Politik | Ausland
23.02.2018

USA kündigen weitere Sanktionen gegen Nordkorea an

Trump spricht vom "größten Maß an neuen Sanktionen, das es je gegeben hat".

Dass die USA beim Umgang mit Nordkorea keinen weichen Kurs fahren würden, wurde beim Treffen von Südkoreas Präsident Moon Jae-in mit der amerikanischen Präsidententochter Ivanka Trump am Freitag in Seoul klar. Moon sprach von einem Dialog, Trump davon, die koreanische Halbinsel um jeden Preis von Atomwaffen zu befreien.

Und tatsächlich: Noch vor dem Ende der Olympischen Winterspiele in Südkorea will die Regierung von US-Präsident Donald Trump mit zusätzlichen Sanktionen Druck auf Nordkorea machen. Die Strafmaßnahmen sollen sich gegen Schiffe, Reedereien und Handelsunternehmen richten, wie am Freitag aus dem Weißen Haus verlautete. Das Finanzministerium wollte die Sanktionen noch am Freitag verkünden.

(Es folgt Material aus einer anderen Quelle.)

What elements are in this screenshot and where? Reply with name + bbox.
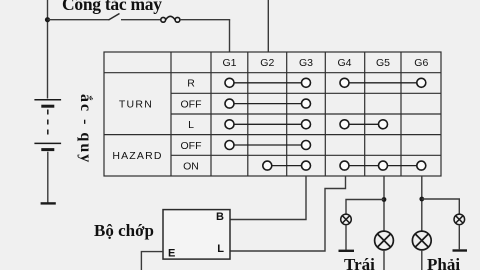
wire G3 drop to flasher B	[230, 176, 306, 220]
wire Trái lamp down	[383, 250, 385, 270]
svg-text:OFF: OFF	[181, 140, 202, 152]
wire Phải lamp down	[421, 250, 423, 270]
svg-text:TURN: TURN	[119, 98, 153, 110]
contact circle L G3	[302, 120, 311, 129]
ground terminal bar of battery	[41, 202, 56, 204]
row R contact line G4-G6	[345, 82, 422, 84]
table vertical line G1/G2	[247, 52, 249, 176]
table vertical line pos/G1	[210, 52, 212, 176]
contact circle L G4	[340, 120, 349, 129]
wire fuse to corner	[180, 19, 230, 21]
node right branch junction	[419, 197, 424, 202]
contact circle R G1	[225, 78, 234, 87]
table horizontal header line	[104, 72, 441, 74]
svg-text:Trái: Trái	[344, 255, 375, 270]
row R contact line G1-G3	[230, 82, 307, 84]
contact circle ON G2	[263, 161, 272, 170]
svg-text:G1: G1	[222, 57, 236, 69]
contact circle L G1	[225, 120, 234, 129]
svg-text:R: R	[187, 78, 195, 90]
contact circle R G3	[302, 78, 311, 87]
wire battery direct feed to G2 from top edge	[267, 0, 269, 52]
svg-text:G2: G2	[260, 57, 274, 69]
table switch matrix outer frame	[104, 52, 441, 176]
contact circle ON G4	[340, 161, 349, 170]
wire branch to left front lamp	[346, 200, 384, 215]
svg-text:G6: G6	[414, 57, 428, 69]
table horizontal line TURN/HAZARD	[104, 134, 441, 136]
svg-text:L: L	[217, 243, 224, 255]
battery second cell negative plate	[41, 148, 54, 151]
contact circle OFF G1	[225, 99, 234, 108]
fuse F1 (circuit breaker symbol)	[161, 16, 180, 22]
wire switch to fuse	[121, 19, 161, 21]
row ON contact line G4-G6	[345, 165, 422, 167]
wire battery negative down	[47, 152, 49, 203]
flasher unit box Bộ chớp	[163, 210, 230, 260]
contact circle ON G6	[417, 161, 426, 170]
switch S1 ignition blade	[109, 14, 120, 21]
table vertical line col label/pos	[170, 52, 172, 176]
svg-text:Bộ chớp: Bộ chớp	[94, 221, 154, 240]
svg-text:Công tắc máy: Công tắc máy	[62, 0, 162, 14]
contact circle ON G3	[302, 161, 311, 170]
wire left front lamp to ground	[345, 225, 347, 250]
row ON contact line G2-G3	[267, 165, 306, 167]
node junction at battery top	[45, 17, 50, 22]
wire corner down to table G1	[229, 20, 231, 52]
svg-text:G3: G3	[299, 57, 313, 69]
table vertical line G2/G3	[286, 52, 288, 176]
wire right front lamp to ground	[458, 225, 460, 250]
row OFF hazard contact line G1-G3	[230, 144, 307, 146]
contact circle OFF2 G1	[225, 141, 234, 150]
svg-text:ắc - quy: ắc - quy	[77, 94, 94, 164]
svg-text:G4: G4	[337, 57, 351, 69]
contact circle R G6	[417, 78, 426, 87]
ground left front lamp	[339, 250, 355, 252]
ground right front lamp	[453, 249, 468, 251]
lamp left front (small)	[341, 214, 352, 225]
wire branch to right front lamp	[422, 199, 460, 214]
wire G5 drop	[383, 176, 385, 231]
lamp right front (small)	[454, 214, 465, 225]
wire from junction to ignition switch	[48, 19, 110, 21]
contact circle OFF2 G3	[302, 141, 311, 150]
table vertical line G3/G4	[324, 52, 326, 176]
contact circle ON G5	[379, 161, 388, 170]
wire G4 drop jog to flasher L	[230, 176, 346, 251]
lamp Trái (big)	[375, 231, 394, 250]
battery dashed middle	[47, 110, 49, 140]
svg-text:E: E	[168, 248, 175, 260]
table vertical line G5/G6	[400, 52, 402, 176]
wire battery feed vertical from top edge	[47, 0, 49, 99]
battery positive plate	[34, 99, 61, 101]
table horizontal line OFF/L	[171, 113, 441, 115]
contact circle L G5	[379, 120, 388, 129]
row L contact line G1-G3	[230, 123, 307, 125]
lamp Phải (big)	[412, 231, 431, 250]
battery second cell positive plate	[34, 142, 61, 144]
table vertical line G4/G5	[364, 52, 366, 176]
svg-text:B: B	[216, 211, 224, 223]
row L contact line G4-G5	[345, 123, 384, 125]
battery negative plate	[41, 105, 54, 108]
node left branch junction	[382, 197, 387, 202]
svg-text:G5: G5	[376, 57, 390, 69]
svg-text:L: L	[188, 119, 194, 131]
table horizontal line R/OFF	[171, 92, 441, 94]
row OFF contact line G1-G3	[230, 103, 307, 105]
svg-text:ON: ON	[183, 160, 199, 172]
wire G6 drop	[421, 176, 423, 231]
svg-text:HAZARD: HAZARD	[112, 150, 162, 162]
contact circle R G4	[340, 78, 349, 87]
contact circle OFF G3	[302, 99, 311, 108]
svg-text:OFF: OFF	[181, 98, 202, 110]
svg-text:Phải: Phải	[427, 255, 460, 270]
wire flasher E to ground	[141, 252, 163, 270]
table horizontal line OFF/ON	[171, 154, 441, 156]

Größtes verhängtes Maßnahmenbündel

US-Präsident Donald Trump erwähnte die Sanktionen auch in seiner Rede vor der konservativen Vereinigung CPAC am Freitag. Es handele sich um das größte jemals gegen Nordkorea verhängte Maßnahmenbündel, sagte er laut vorab verbreiteten Redeauszügen.

Laut Regierungskreisen sind davon 27 Unternehmen und 28 Schiffe betroffen, die sich in Nordkorea, China, Singapur, Taiwan, Hongkong, den Marshallinseln, Tansania, Panama und den Komoren befänden, dort registriert seien oder unter den jeweiligen Flaggen führen.

Zum Anlass der Olympischen Spiele war es zu einer überraschenden Annäherungspolitik zwischen Nord- und Südkorea gekommen. Es gibt aber Befürchtungen, dass die Spannungen wieder aufflammen, wenn die Winterspiele am Sonntag und die anschließenden Paralympischen Spiele am 18. März beendet sind. Danach wollen die USA und Südkorea auch mitteilen, wann sie die Militärmanöver wieder aufnehmen werden, die wegen Olympia zunächst verschoben worden waren. Nordkoreas Machthaber versteht die Übungen als Provokation.